“It is about that Miss Brandt! You seem pretty intimate with her! You must stop it at once. You must have nothing more to do with her.”
Margaret’s eyes opened wide with distress.
“But, Doctor Phillips, for what reason? I don’t see how we could give her up now, unless we leave the place.”
“Then leave the place! You mustn’t know her, neither must Miss Leyton. She comes of a terrible parentage. No good can ever ensue of association with her.”
“You must tell me more than this, Doctor, if you wish me to follow your advice!”
“I will tell you all I know myself!
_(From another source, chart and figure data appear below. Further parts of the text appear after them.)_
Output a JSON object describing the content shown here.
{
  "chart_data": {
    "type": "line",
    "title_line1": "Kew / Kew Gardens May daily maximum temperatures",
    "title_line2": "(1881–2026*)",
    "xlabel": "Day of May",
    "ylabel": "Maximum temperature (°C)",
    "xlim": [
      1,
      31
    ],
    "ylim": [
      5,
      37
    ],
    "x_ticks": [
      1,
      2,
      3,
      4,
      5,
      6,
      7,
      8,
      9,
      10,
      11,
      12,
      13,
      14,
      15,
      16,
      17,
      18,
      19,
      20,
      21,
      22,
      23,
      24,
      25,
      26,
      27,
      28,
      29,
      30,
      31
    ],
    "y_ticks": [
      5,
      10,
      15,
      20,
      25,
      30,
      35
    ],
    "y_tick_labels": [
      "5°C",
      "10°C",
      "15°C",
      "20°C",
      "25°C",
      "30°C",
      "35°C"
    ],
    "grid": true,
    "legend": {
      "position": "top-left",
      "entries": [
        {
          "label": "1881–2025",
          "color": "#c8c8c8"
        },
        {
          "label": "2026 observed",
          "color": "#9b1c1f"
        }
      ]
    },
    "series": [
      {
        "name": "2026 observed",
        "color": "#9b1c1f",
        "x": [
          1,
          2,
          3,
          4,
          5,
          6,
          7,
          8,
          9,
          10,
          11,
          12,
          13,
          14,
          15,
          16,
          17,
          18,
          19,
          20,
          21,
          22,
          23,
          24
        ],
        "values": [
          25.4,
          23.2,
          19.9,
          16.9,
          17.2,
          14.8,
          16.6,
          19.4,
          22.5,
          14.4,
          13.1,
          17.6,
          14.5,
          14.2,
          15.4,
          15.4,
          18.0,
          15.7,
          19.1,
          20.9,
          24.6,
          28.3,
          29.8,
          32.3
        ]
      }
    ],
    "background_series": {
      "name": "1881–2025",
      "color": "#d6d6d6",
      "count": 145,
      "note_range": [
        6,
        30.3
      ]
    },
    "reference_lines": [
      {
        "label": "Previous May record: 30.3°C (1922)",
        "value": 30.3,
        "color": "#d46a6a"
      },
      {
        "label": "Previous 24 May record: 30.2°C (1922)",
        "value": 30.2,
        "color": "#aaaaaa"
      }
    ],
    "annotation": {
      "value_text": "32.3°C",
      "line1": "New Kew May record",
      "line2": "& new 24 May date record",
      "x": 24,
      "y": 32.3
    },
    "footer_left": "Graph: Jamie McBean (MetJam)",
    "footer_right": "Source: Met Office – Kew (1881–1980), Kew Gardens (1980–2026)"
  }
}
Some twelve or thirteen years ago I was quartered in medical charge of the Thirteenth Lances, and stationed in Jamaica, where I knew of, rather than knew, the father of this girl, Henry Brandt. You called him a doctor—he was not worthy of the name. He was a scientist perhaps—a murderer certainly!”
“How horrible! Do you really mean it?”
“Listen to me! This man Brandt matriculated in the Swiss hospitals, whence he was expelled for having caused the death of more than one patient by trying his scientific experiments upon them. The Swiss laboratories are renowned for being the foremost in Vivisection and other branches of science that gratify the curiosity and harden the heart of man more than they confer any lasting benefit on humanity. Even there, Henry Brandt’s barbarity was considered to render him unfit for association with civilised practitioners, and he was expelled with ignominy. Having a private fortune he settled in Jamaica, and set up his laboratory there, and I would not shock your ears by detailing one hundredth part of the atrocities that were said to take place under his supervision, and in company of this man Trawler, whom the girl calls her trustee, and who is one of the greatest brutes unhung.”
“Are you not a little prejudiced, dear Doctor?”
“Not at all! If when you have heard all, you still say so, you are not the woman I have taken you for. Brandt did not confine his scientific investigations to the poor dumb creation. He was known to have decoyed natives into his Pandemonium, who were never heard of again, which raised, at last, the public feeling so much against him, that I am glad to say that his negroes revolted, and after having murdered him with appropriate atrocity, set fire to his house and burned it and all his property to the ground. Don’t look so shocked! I repeat that I am glad to say it, for he richly deserved his fate, and no torture could be too severe for one who spent his worthless life in torturing God’s helpless animals!”